Oxygen depletion in confined spaces caused several injuries and deaths in the last decade. OSHA considers O₂ levels below the threshold of 19.5% in air as oxygen deficiency, since even small reductions from the optimal value of 20.9% may cause dizziness and fatigue, impairing people from escaping or calling for help.

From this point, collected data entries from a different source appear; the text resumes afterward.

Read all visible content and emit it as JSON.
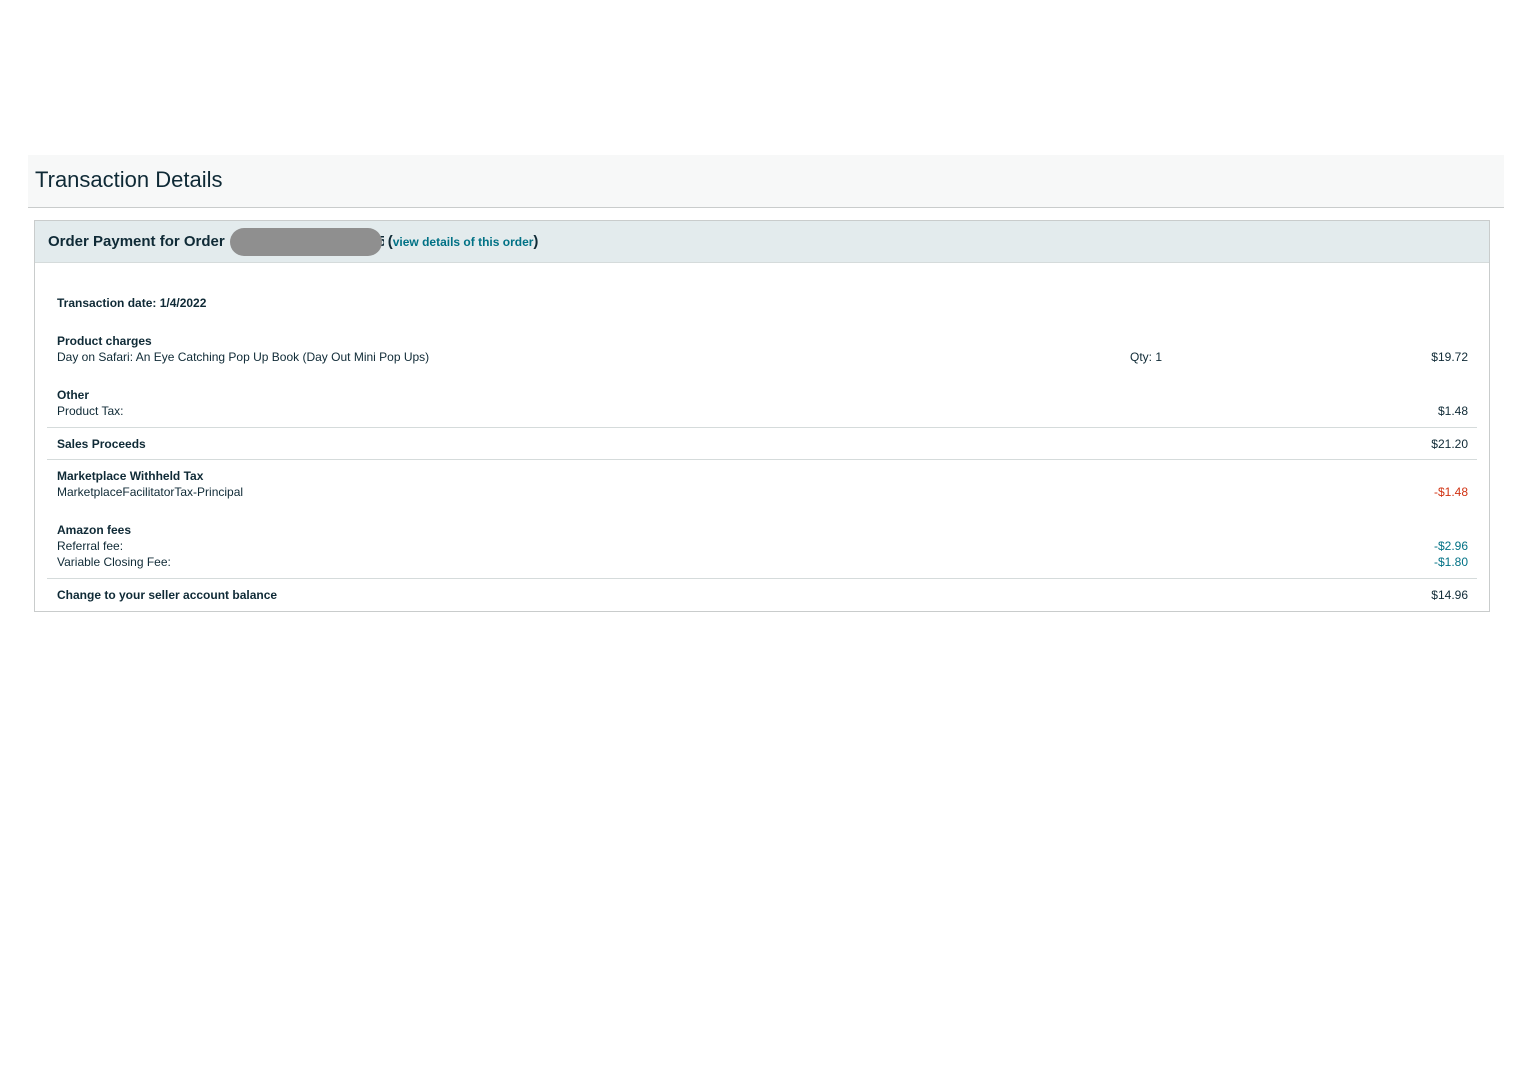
{
  "page": {
    "title": "Transaction Details"
  },
  "order": {
    "label": "Order Payment for Order",
    "tail_char": "5",
    "link_text": "view details of this order"
  },
  "transaction": {
    "date_label": "Transaction date: 1/4/2022"
  },
  "product_charges": {
    "title": "Product charges",
    "item": "Day on Safari: An Eye Catching Pop Up Book (Day Out Mini Pop Ups)",
    "qty": "Qty: 1",
    "amount": "$19.72"
  },
  "other": {
    "title": "Other",
    "label": "Product Tax:",
    "amount": "$1.48"
  },
  "sales_proceeds": {
    "title": "Sales Proceeds",
    "amount": "$21.20"
  },
  "withheld_tax": {
    "title": "Marketplace Withheld Tax",
    "label": "MarketplaceFacilitatorTax-Principal",
    "amount": "-$1.48"
  },
  "amazon_fees": {
    "title": "Amazon fees",
    "referral_label": "Referral fee:",
    "referral_amount": "-$2.96",
    "closing_label": "Variable Closing Fee:",
    "closing_amount": "-$1.80"
  },
  "balance": {
    "title": "Change to your seller account balance",
    "amount": "$14.96"
  },
  "colors": {
    "link": "#007185",
    "negative_red": "#d13212",
    "header_bg": "#e3ebed"
  }
}
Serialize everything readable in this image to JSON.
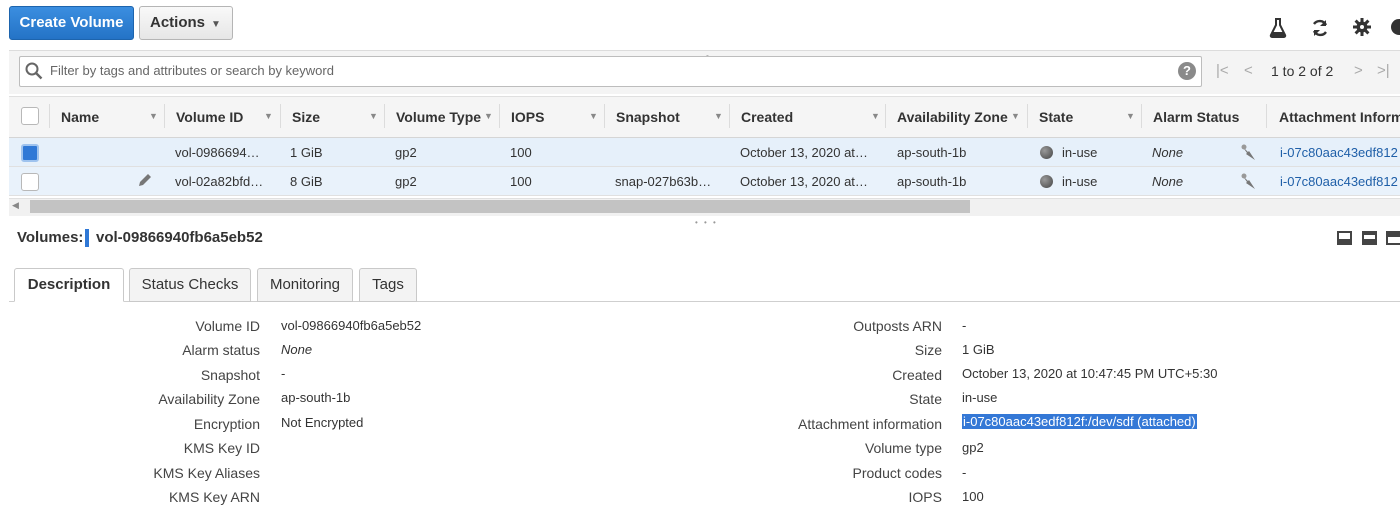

Our work focused on the design and realization of a real-time, wearable and lightweight oxygen sensor, continuously monitoring the oxygen percentage in the range [13–21%] for operators’ safety. We employed a thin hydrogel as a semi-solid electrolyte for gating a PEDOT:PSS OECT (H-Thin OECT), patterned on a PEN plastic substrate. The ~30 µm thin PBS-based hydrogel coating allowed for an effective quantitative O₂ sensing and granted ease-of-use to device handling and wearability, since the small microfabricated device could noninvasively be added to worker overalls or helmets as standard personal protective equipment. The repeatability and reproducibility assessed the reliability of the sensor, whose current was linearly correlated to the logarithm of the oxygen percentage (sensitivity = −12.2 ± 0.6 µA/dec). Bending tests demonstrated that the proposed sensors could be easily conformed to a curved surface or a garment without performance loss. Finally, we demonstrated that the sensors could easily interface with a portable reader for real-time sensing in wearable applications, allowing for selection of an O₂ threatening threshold for safety. The proposed low-cost wearable OECTs patterned on plastic provide proof-of-concept sensors for real-time and reliable gas-oxygen monitoring with low power consumption (30–40 µW). Different from commercially available portable O₂ sensing devices, it can be directly integrated on workers’ overalls or helmets and wirelessly connected to a user’s smartphone. This paves the way toward the achievement of the “wear-and-forget” functionality, noninvasively but constantly protecting the wearer from potential oxygen deficiencies.